Jumlah pasien yang tertular akibat kontak erat dengan pasien COVID-19 mencapai 572 orang.

"Jumlah warga yang tertular COVID-19 akibat kontak erat dengan pasien COVID-19 paling banyak. Hal itu disebabkan tidak mematuhi protokol kesehatan," ucapnya.

Rustam menjelaskan dari 902 orang total pasien COVID-19 di Tanjungpinang, sebanyak 394 orang bergejala, sedangkan 508 orang tidak bergejala.


Sementara jumlah kasus aktif COVID-19 sebanyak 115 orang. Saat ini 52 orang pasien dirawat di rumah sakit, 15 orang menjalani karantina terpadu dan 48 orang isolasi mandiri.

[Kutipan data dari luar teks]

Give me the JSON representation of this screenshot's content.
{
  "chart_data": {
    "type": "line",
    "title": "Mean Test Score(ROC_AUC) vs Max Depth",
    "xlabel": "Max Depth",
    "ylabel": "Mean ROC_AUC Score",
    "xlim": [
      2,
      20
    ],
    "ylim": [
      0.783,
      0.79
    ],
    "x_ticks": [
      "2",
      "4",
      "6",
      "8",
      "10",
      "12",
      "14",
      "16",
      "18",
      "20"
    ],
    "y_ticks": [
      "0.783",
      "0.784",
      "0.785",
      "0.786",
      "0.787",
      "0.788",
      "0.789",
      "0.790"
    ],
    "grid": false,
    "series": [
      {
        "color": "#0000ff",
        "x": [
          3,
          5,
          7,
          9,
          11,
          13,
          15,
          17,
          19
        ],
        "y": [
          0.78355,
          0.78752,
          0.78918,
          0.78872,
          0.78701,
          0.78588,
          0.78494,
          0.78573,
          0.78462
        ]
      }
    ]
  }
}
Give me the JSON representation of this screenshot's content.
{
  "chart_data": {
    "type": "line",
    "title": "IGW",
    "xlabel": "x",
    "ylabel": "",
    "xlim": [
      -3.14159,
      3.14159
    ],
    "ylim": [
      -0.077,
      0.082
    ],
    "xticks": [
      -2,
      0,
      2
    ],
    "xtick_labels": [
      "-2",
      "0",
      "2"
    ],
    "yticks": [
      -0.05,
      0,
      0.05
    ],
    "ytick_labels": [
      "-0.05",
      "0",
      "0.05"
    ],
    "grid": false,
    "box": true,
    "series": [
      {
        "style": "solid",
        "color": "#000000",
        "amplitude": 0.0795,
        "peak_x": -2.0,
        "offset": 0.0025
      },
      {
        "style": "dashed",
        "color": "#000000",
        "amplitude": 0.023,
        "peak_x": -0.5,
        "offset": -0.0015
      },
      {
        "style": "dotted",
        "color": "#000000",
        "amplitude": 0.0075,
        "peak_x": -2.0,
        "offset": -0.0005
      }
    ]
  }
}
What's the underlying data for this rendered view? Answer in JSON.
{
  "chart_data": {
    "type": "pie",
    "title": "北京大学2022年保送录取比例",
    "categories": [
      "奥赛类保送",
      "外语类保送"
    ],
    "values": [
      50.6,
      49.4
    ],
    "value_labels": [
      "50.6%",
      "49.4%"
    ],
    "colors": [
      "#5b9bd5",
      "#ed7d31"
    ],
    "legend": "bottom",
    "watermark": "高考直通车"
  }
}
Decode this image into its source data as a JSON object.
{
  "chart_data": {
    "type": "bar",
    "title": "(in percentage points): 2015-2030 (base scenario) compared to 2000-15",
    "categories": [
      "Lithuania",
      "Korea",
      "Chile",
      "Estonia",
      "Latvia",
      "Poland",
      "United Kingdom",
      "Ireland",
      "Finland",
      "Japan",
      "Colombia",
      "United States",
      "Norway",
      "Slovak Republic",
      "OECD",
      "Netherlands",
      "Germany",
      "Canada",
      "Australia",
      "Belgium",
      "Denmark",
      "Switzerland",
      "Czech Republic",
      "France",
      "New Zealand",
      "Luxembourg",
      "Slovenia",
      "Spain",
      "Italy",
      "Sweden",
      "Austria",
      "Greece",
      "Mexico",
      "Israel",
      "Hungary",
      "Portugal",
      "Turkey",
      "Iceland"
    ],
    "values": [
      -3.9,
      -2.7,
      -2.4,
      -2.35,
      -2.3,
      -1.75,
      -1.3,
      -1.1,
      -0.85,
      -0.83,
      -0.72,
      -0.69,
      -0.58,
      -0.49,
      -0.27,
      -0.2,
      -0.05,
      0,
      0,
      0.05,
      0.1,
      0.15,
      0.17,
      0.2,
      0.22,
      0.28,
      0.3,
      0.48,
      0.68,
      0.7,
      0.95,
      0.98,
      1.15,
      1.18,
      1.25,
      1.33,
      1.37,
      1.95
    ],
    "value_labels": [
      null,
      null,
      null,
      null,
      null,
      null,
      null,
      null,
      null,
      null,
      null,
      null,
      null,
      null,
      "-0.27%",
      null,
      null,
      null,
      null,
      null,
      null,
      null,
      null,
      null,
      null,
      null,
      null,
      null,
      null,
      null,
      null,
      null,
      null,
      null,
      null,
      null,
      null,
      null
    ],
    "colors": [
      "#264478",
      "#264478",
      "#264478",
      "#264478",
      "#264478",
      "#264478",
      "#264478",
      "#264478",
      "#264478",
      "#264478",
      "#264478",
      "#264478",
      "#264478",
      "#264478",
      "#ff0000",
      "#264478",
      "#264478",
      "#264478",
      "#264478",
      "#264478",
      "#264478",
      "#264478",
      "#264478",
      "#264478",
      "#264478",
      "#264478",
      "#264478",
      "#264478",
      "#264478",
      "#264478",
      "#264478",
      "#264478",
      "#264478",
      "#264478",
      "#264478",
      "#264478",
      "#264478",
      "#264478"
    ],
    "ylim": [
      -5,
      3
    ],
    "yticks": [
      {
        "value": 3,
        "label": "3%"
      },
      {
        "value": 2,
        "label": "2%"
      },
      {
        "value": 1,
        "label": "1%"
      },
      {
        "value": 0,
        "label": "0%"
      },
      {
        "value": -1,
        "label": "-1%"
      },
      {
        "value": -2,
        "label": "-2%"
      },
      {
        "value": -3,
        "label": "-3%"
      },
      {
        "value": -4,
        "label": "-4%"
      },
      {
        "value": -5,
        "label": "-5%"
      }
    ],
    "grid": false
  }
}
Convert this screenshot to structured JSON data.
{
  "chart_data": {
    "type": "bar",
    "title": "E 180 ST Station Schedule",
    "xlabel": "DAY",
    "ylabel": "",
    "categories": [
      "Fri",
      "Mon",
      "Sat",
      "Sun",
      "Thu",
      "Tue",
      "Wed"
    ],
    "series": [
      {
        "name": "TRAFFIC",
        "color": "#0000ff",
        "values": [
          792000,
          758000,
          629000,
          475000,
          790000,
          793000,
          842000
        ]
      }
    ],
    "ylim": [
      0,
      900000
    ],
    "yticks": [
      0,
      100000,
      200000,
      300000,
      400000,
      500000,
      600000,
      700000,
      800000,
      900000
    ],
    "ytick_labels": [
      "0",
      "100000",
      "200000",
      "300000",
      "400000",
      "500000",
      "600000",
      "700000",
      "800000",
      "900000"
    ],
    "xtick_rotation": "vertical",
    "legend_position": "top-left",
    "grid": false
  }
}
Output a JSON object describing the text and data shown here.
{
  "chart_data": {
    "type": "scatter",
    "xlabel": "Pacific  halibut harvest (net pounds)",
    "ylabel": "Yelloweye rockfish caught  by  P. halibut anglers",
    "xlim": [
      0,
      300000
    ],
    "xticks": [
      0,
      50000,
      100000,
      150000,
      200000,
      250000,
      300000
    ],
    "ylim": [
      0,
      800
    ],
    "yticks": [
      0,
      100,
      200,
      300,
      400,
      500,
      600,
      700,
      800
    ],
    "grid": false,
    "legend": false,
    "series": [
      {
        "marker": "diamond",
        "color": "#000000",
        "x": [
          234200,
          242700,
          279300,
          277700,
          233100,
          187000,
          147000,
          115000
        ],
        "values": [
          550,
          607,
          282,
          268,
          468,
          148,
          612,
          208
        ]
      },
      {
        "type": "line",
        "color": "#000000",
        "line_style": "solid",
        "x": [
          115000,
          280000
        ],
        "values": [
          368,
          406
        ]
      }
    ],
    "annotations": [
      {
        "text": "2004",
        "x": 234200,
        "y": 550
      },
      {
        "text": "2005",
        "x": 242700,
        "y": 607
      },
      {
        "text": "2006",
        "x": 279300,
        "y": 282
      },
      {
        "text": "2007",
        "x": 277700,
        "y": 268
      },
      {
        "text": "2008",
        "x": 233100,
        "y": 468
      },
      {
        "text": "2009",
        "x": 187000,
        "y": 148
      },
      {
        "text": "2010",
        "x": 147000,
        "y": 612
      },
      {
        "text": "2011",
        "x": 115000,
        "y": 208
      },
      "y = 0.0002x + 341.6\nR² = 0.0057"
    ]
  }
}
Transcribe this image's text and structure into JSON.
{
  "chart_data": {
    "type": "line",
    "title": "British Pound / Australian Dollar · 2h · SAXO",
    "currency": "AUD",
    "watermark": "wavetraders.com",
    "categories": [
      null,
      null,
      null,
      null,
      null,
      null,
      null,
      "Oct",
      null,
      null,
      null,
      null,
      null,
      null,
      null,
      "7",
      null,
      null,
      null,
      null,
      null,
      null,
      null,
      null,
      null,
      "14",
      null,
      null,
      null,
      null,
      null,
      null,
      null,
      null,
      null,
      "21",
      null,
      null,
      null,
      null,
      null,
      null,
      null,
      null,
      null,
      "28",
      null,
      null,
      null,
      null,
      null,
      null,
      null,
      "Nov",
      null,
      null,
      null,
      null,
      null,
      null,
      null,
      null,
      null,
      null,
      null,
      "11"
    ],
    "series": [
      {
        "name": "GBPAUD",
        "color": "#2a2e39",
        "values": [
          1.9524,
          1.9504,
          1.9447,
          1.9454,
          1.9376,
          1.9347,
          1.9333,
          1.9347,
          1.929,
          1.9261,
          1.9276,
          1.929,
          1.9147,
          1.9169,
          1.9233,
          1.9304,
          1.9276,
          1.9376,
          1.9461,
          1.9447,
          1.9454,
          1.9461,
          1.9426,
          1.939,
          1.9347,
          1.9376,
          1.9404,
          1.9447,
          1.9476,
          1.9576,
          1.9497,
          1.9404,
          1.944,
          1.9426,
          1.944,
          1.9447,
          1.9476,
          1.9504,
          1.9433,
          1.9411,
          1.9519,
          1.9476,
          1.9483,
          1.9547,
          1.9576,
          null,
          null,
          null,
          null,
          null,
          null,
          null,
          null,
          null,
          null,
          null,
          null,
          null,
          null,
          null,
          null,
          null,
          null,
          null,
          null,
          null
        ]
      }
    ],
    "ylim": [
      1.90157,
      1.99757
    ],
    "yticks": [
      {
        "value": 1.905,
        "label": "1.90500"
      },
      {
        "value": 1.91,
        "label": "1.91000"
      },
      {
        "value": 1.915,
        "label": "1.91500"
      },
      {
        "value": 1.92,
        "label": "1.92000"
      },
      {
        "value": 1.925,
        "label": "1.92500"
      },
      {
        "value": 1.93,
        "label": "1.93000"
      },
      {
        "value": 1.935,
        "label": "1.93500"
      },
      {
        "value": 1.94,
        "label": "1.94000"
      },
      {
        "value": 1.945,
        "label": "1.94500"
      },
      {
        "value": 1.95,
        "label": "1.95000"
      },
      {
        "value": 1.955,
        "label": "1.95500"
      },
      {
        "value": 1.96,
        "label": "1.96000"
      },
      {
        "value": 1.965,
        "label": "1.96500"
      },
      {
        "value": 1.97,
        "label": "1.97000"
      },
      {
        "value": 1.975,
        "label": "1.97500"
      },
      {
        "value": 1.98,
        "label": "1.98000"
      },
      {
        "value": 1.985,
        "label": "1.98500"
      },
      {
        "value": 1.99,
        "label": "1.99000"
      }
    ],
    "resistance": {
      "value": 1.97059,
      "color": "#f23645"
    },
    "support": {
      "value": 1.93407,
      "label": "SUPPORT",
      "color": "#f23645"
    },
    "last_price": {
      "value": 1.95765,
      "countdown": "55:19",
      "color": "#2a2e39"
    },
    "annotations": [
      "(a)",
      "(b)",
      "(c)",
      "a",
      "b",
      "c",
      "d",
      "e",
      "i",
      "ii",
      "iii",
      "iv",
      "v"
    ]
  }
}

Total jumlah pasien yang meninggal dunia sebanyak 19 orang.

Ia mengajak seluruh masyarakat agar senantiasa menerapkan protokol kesehatan pada masa adaptasi kebiasaan baru.

Protokol kesehatan ini harus selalu dilakukan pada saat berinteraksi dengan keluarga yang tidak tinggal serumah, teman rumah ataupun di tempat kerja, sehingga klaster keluarga dan klaster tempat kerja bisa dicegah bersama-sama.

"Protokol kesehatan yang senantiasa harus dilakukan adalah memakai masker, menjaga jarak (tidak bersalaman) dan mencuci tangan dengan sabun sesering mungkin," tuturnya.